The loans, which allow consumers to split up purchases into several smaller payments, are a popular alternative to credit cards because they often don’t charge interest. But consumers can see high fees if they pay late, and they can run into problems if they stack up multiple loans. In Lending Tree’s survey, 60% of BNPL users said they’ve had multiple loans at once, with nearly a fourth saying they have held three or more at once. 

“It’s just really important for people to be cautious when they use these things, because even though they can be a really good interest-free tool to help you kind of make it from one paycheck to the next, there’s also a lot of risk in mismanaging it,” said Schulz. “So people should tread lightly.” 

Lending Tree’s findings come after Billboard revealed that about 60% of general admission Coachella attendees funded their concert tickets with buy now, pay later loans, sparking a debate on the state of the economy and how consumers are using debt to keep up their lifestyles. A recent announcement from DoorDash that it would begin accepting BNPL financing from Klarna for food deliveries led to widespread mockery and jokes that Americans were struggling so much that they were now being forced to finance cheeseburgers and burritos.

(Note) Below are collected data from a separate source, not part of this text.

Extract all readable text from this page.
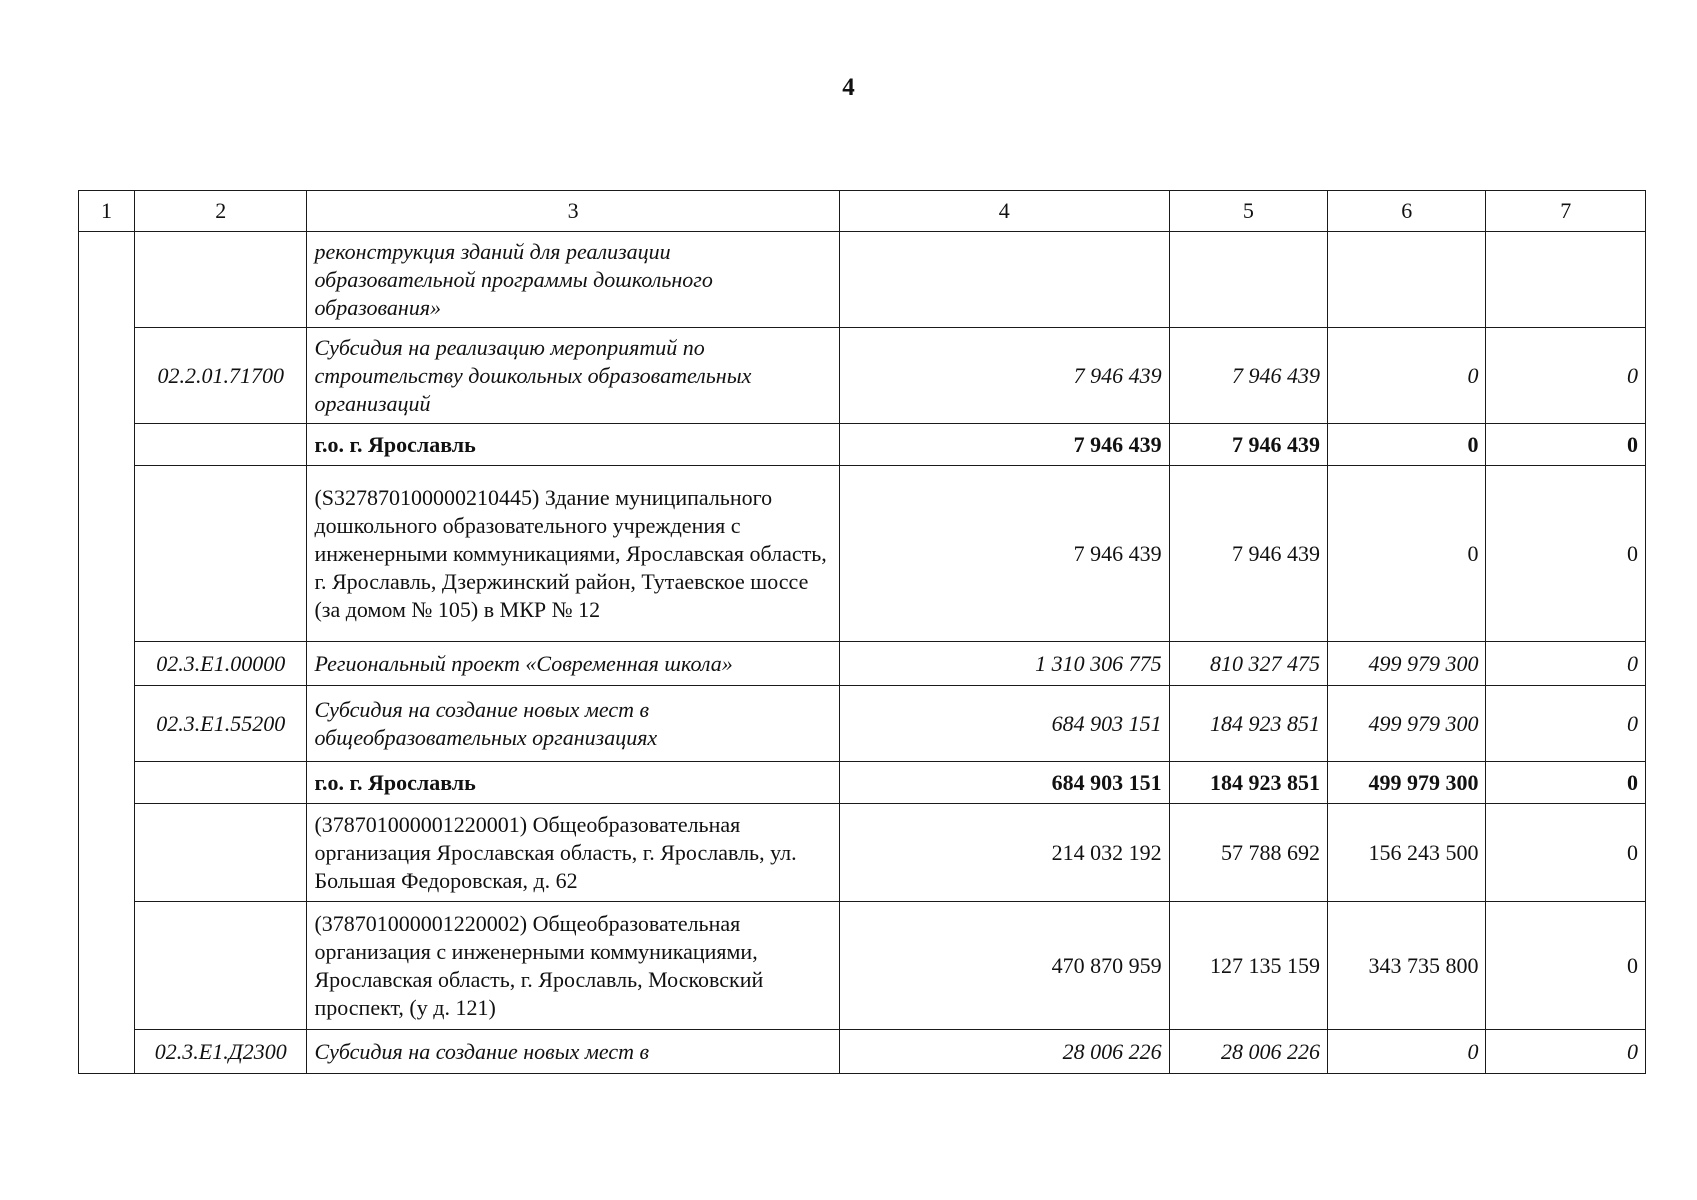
4
1	2	3	4	5	6	7
		реконструкция зданий для реализации образовательной программы дошкольного образования»				
	02.2.01.71700	Субсидия на реализацию мероприятий по строительству дошкольных образовательных организаций	7 946 439	7 946 439	0	0
		г.о. г. Ярославль	7 946 439	7 946 439	0	0
		(S327870100000210445) Здание муниципального дошкольного образовательного учреждения с инженерными коммуникациями, Ярославская область, г. Ярославль, Дзержинский район, Тутаевское шоссе (за домом № 105) в МКР № 12	7 946 439	7 946 439	0	0
	02.3.Е1.00000	Региональный проект «Современная школа»	1 310 306 775	810 327 475	499 979 300	0
	02.3.Е1.55200	Субсидия на создание новых мест в общеобразовательных организациях	684 903 151	184 923 851	499 979 300	0
		г.о. г. Ярославль	684 903 151	184 923 851	499 979 300	0
		(378701000001220001) Общеобразовательная организация Ярославская область, г. Ярославль, ул. Большая Федоровская, д. 62	214 032 192	57 788 692	156 243 500	0
		(378701000001220002) Общеобразовательная организация с инженерными коммуникациями, Ярославская область, г. Ярославль, Московский проспект, (у д. 121)	470 870 959	127 135 159	343 735 800	0
	02.3.Е1.Д2300	Субсидия на создание новых мест в	28 006 226	28 006 226	0	0
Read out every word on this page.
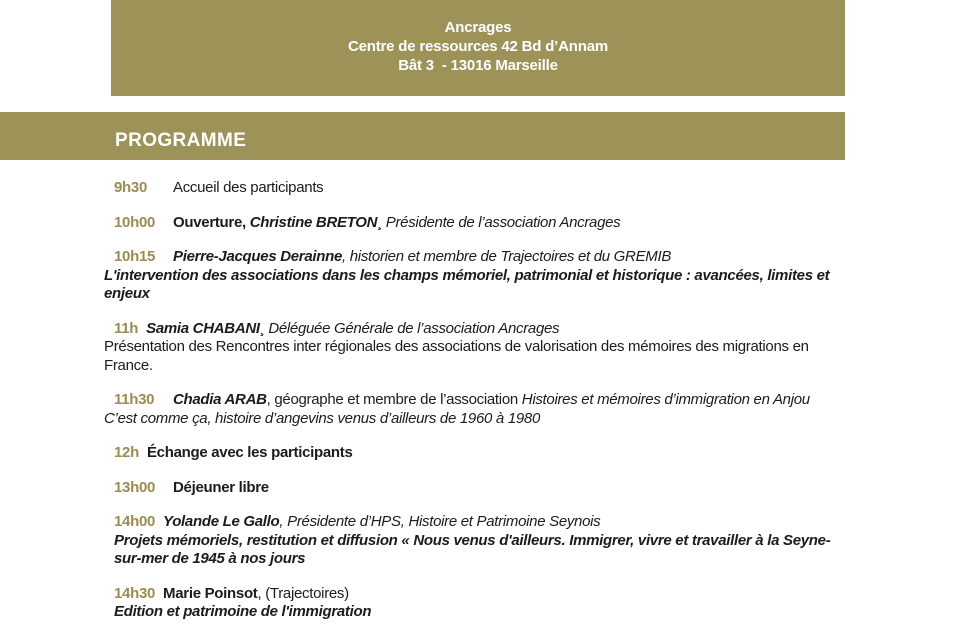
Ancrages
Centre de ressources 42 Bd d’Annam
Bât 3  - 13016 Marseille
PROGRAMME

9h30 Accueil des participants

10h00 Ouverture, Christine BRETON¸ Présidente de l’association Ancrages

10h15 Pierre-Jacques Derainne, historien et membre de Trajectoires et du GREMIB

L'intervention des associations dans les champs mémoriel, patrimonial et historique : avancées, limites et enjeux

11h Samia CHABANI¸ Déléguée Générale de l’association Ancrages

Présentation des Rencontres inter régionales des associations de valorisation des mémoires des migrations en France.

11h30 Chadia ARAB, géographe et membre de l’association Histoires et mémoires d’immigration en Anjou

C’est comme ça, histoire d’angevins venus d’ailleurs de 1960 à 1980

12h Échange avec les participants

13h00 Déjeuner libre

14h00 Yolande Le Gallo, Présidente d’HPS, Histoire et Patrimoine Seynois

Projets mémoriels, restitution et diffusion « Nous venus d'ailleurs. Immigrer, vivre et travailler à la Seyne-sur-mer de 1945 à nos jours

14h30 Marie Poinsot, (Trajectoires)

Edition et patrimoine de l'immigration
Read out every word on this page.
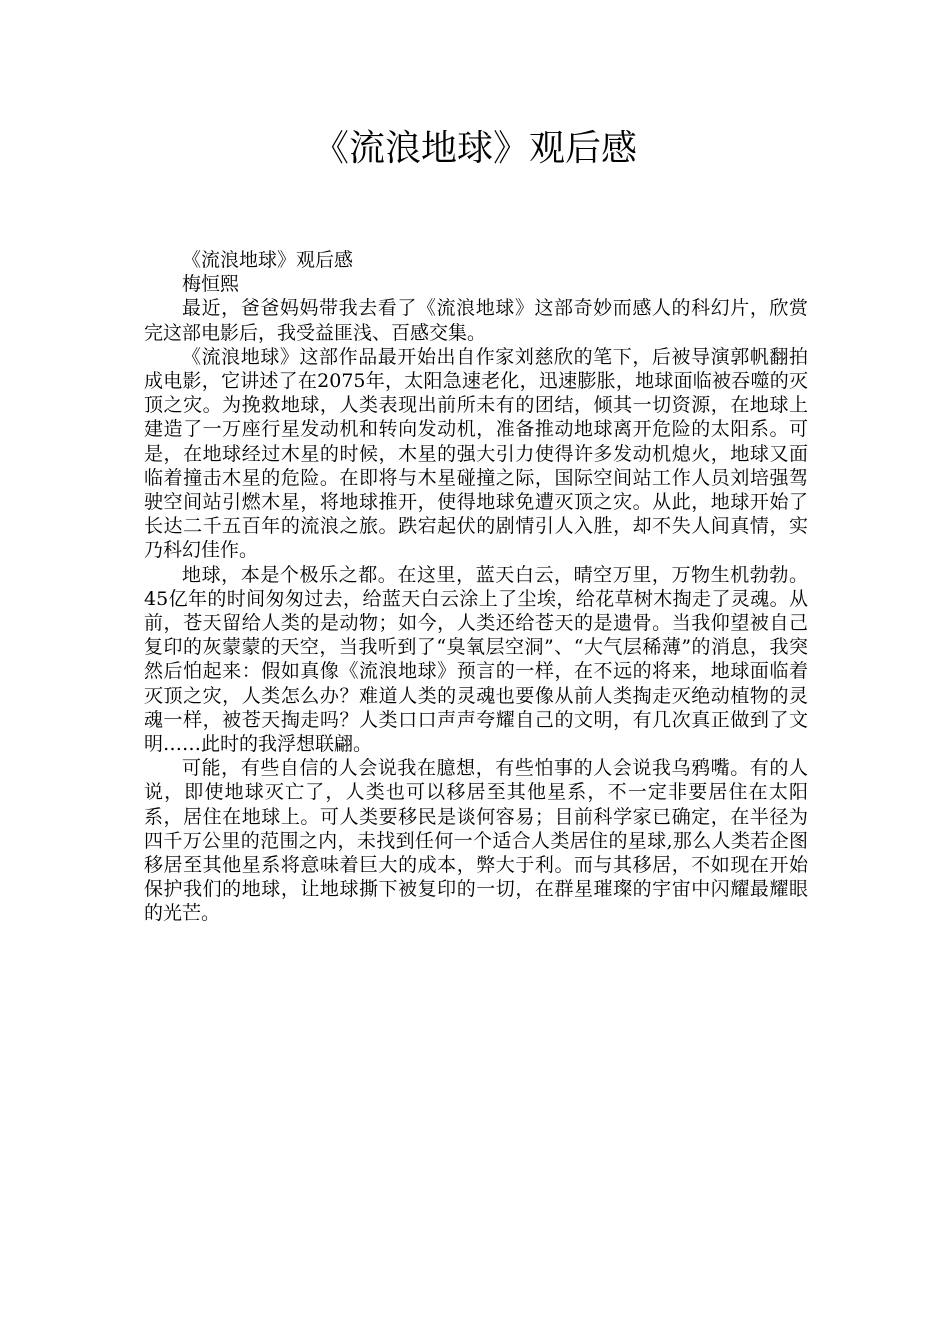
《流浪地球》观后感

《流浪地球》观后感

梅恒熙

最近，爸爸妈妈带我去看了《流浪地球》这部奇妙而感人的科幻片，欣赏完这部电影后，我受益匪浅、百感交集。

《流浪地球》这部作品最开始出自作家刘慈欣的笔下，后被导演郭帆翻拍成电影，它讲述了在2075年，太阳急速老化，迅速膨胀，地球面临被吞噬的灭顶之灾。为挽救地球，人类表现出前所未有的团结，倾其一切资源，在地球上建造了一万座行星发动机和转向发动机，准备推动地球离开危险的太阳系。可是，在地球经过木星的时候，木星的强大引力使得许多发动机熄火，地球又面临着撞击木星的危险。在即将与木星碰撞之际，国际空间站工作人员刘培强驾驶空间站引燃木星，将地球推开，使得地球免遭灭顶之灾。从此，地球开始了长达二千五百年的流浪之旅。跌宕起伏的剧情引人入胜，却不失人间真情，实乃科幻佳作。

地球，本是个极乐之都。在这里，蓝天白云，晴空万里，万物生机勃勃。45亿年的时间匆匆过去，给蓝天白云涂上了尘埃，给花草树木掏走了灵魂。从前，苍天留给人类的是动物；如今，人类还给苍天的是遗骨。当我仰望被自己复印的灰蒙蒙的天空，当我听到了“臭氧层空洞”、“大气层稀薄”的消息，我突然后怕起来：假如真像《流浪地球》预言的一样，在不远的将来，地球面临着灭顶之灾，人类怎么办？难道人类的灵魂也要像从前人类掏走灭绝动植物的灵魂一样，被苍天掏走吗？人类口口声声夸耀自己的文明，有几次真正做到了文明……此时的我浮想联翩。

可能，有些自信的人会说我在臆想，有些怕事的人会说我乌鸦嘴。有的人说，即使地球灭亡了，人类也可以移居至其他星系，不一定非要居住在太阳系，居住在地球上。可人类要移民是谈何容易；目前科学家已确定，在半径为四千万公里的范围之内，未找到任何一个适合人类居住的星球,那么人类若企图移居至其他星系将意味着巨大的成本，弊大于利。而与其移居，不如现在开始保护我们的地球，让地球撕下被复印的一切，在群星璀璨的宇宙中闪耀最耀眼的光芒。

Over the last few years, consumers have held up relatively well, even in the face of persistent inflation and high interest rates, because the job market was strong and wage growth had kept up with inflation — at least for some workers. 

Earlier this year, however, large companies including Walmart and Delta Airlines began warning that the dynamic had begun to shift and they were seeing cracks in demand, which was leading to worse-than-expected sales forecasts.